Tutti i diritti riservati.

1



Prologo

C’è ancora speranza

Luja

15 settembre 2015

Isola nell’Oceano Indiano

Villaggio Sentinel

L

a prima luce del mattino colpisce l’angolo della scrivania, vado alla finestra

e sposto il drappo color avorio. I rami spogli dell’albero sacro s’innalzano

oltre la volta della foresta e come artigli squarciano il cielo. Non è

rimasto molto tempo per rimediare e io non posso farci niente.

Tetrameles, fichi del diavolo e anacardi fanno da sfondo alle abitazioni

dell’ultimo villaggio del nostro popolo. Cinque bambini giocano appesi al piedistallo

della Dama Bianca.

Raggi di luce ambrati si diffondono dalla tavola ricavata dal tronco, il

luogo delle grandi decisioni. Mi sposto al centro della sala e ci passo la mano

sopra. Dopo tanto tempo emana ancora profumo di resina.

Il telefono squilla. «È tutto pronto?» La voce è tremolante.

Lascio cadere la penna accanto alla tastiera del computer. «Certamente! La

maggior parte degli adulti è impegnata in attività di abbattimento degli alberi,

altri lo sono in quella di rimboschimento; i rimanenti si occupano della spedizione

del legname. Tra qualche giorno il carico lascerà l’isola. Ce la faremo,

non preoccuparti.»

Riaggancio il telefono e mi siedo. I braccioli della sedia sono ruvidi, distrutti

da colpi di spada e martoriati dalle pallottole.

Gaia dovrebbe arrivare tra poco.
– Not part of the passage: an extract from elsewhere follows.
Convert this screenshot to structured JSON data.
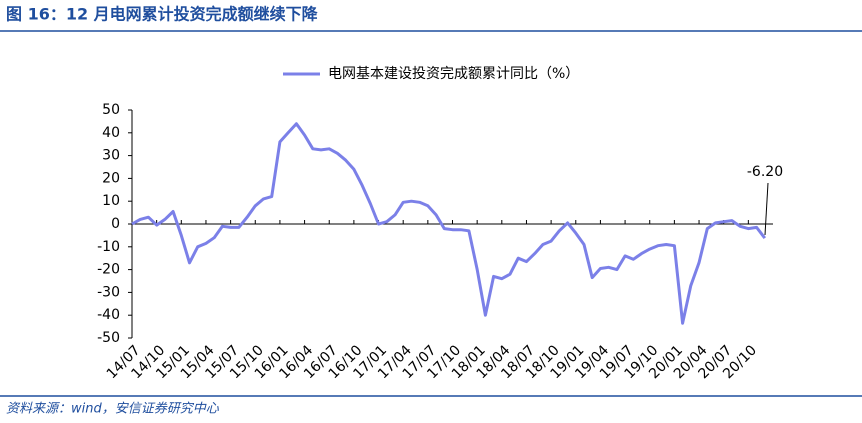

Sposto il mouse e ripongo i fogli firmati

nel cassetto, mi metto davanti i documenti da firmare.

All’esterno uno scalpiccio, qualcuno cammina sotto il portico. Dev’essere

lei. Spalanca la porta, si avvicina con passo spedito. La mia nipotina è bellissima,

come sempre.

Si china e mi bacia sulla guancia. «Ciao Nonna, volevi parlarmi?»
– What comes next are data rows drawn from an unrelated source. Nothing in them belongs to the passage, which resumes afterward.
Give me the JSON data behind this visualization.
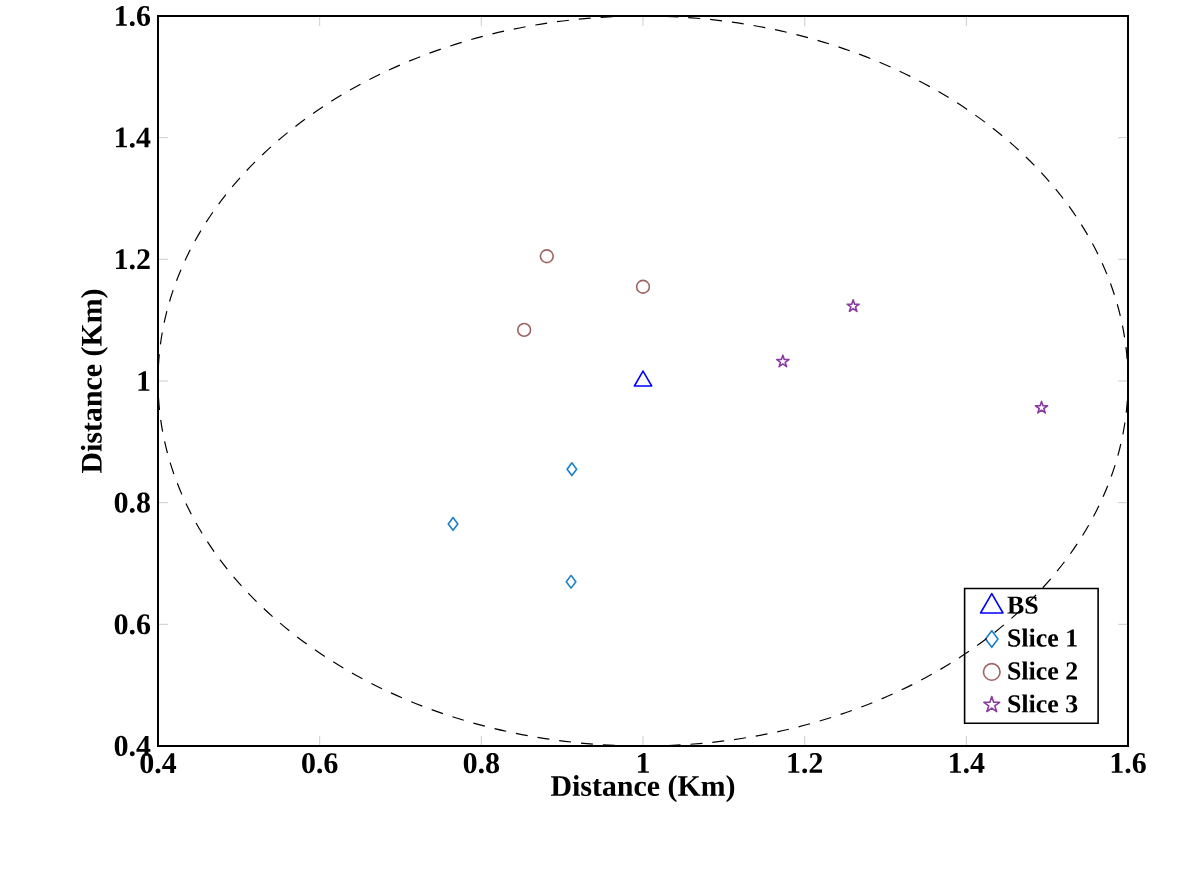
{
  "chart_data": {
    "type": "scatter",
    "xlabel": "Distance (Km)",
    "ylabel": "Distance (Km)",
    "xlim": [
      0.4,
      1.6
    ],
    "ylim": [
      0.4,
      1.6
    ],
    "xticks": [
      0.4,
      0.6,
      0.8,
      1,
      1.2,
      1.4,
      1.6
    ],
    "yticks": [
      0.4,
      0.6,
      0.8,
      1,
      1.2,
      1.4,
      1.6
    ],
    "grid": false,
    "legend": "bottom right",
    "series": [
      {
        "name": "BS",
        "color": "#0000ff",
        "marker": "triangle",
        "x": [
          1.0
        ],
        "values": [
          1.0
        ]
      },
      {
        "name": "Slice 1",
        "color": "#1a80c8",
        "marker": "diamond",
        "x": [
          0.765,
          0.912,
          0.911
        ],
        "values": [
          0.765,
          0.855,
          0.67
        ]
      },
      {
        "name": "Slice 2",
        "color": "#a06262",
        "marker": "circle",
        "x": [
          0.853,
          0.881,
          1.0
        ],
        "values": [
          1.084,
          1.205,
          1.155
        ]
      },
      {
        "name": "Slice 3",
        "color": "#8a3aa0",
        "marker": "star",
        "x": [
          1.173,
          1.26,
          1.493
        ],
        "values": [
          1.032,
          1.123,
          0.956
        ]
      }
    ]
  }
}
Inutili i giri di parole, meglio andare dritta al punto. «Riguarda la mia decisione,

la dirò alla riunione questa sera.»

1


Gaia rivolge lo sguardo a terra, appoggia il sedere sul tavolo e incrocia le

braccia. «Ti preoccupa, che non possa avere figli?»

Come immaginavo: ha capito. «Con Innan non potrai avere figlie. Per

questo sarà tua cugina a prendere il mio posto.»

Si gira all’improvviso, i suoi capelli lisci rilasciano profumo di pesca. «È

giusto così, non preoccuparti Nonna, avrò più tempo per studiare e stare con

Innan.»

Si gira all'improvviso, preme la mano sulla pancia. Corre alla porta in

fondo alla sala, il ticchettio sul parquet risuona nella stanza. La seguo, si infila

in bagno e serra la porta.

«Che cosa ti succede bambina?» Tossisce, entro. «Mi stai facendo preoccupare.»

Fa scorrere la carta igienica, l’arrotola nelle dita e la passa sulla bocca. «Sarà

il cibo, Innan fa schifo ai fornelli.»

Strano, ha sempre mangiato di tutto fin da piccola, pensavo che sarebbe

riuscita a digerire anche il legno. «È la prima volta che vomiti?»

Abbassa la tavoletta del gabinetto e ci si siede. «No, la prima è stata questa

mattina.»

Non sarà che…? «Vieni qui, fammi toccare.»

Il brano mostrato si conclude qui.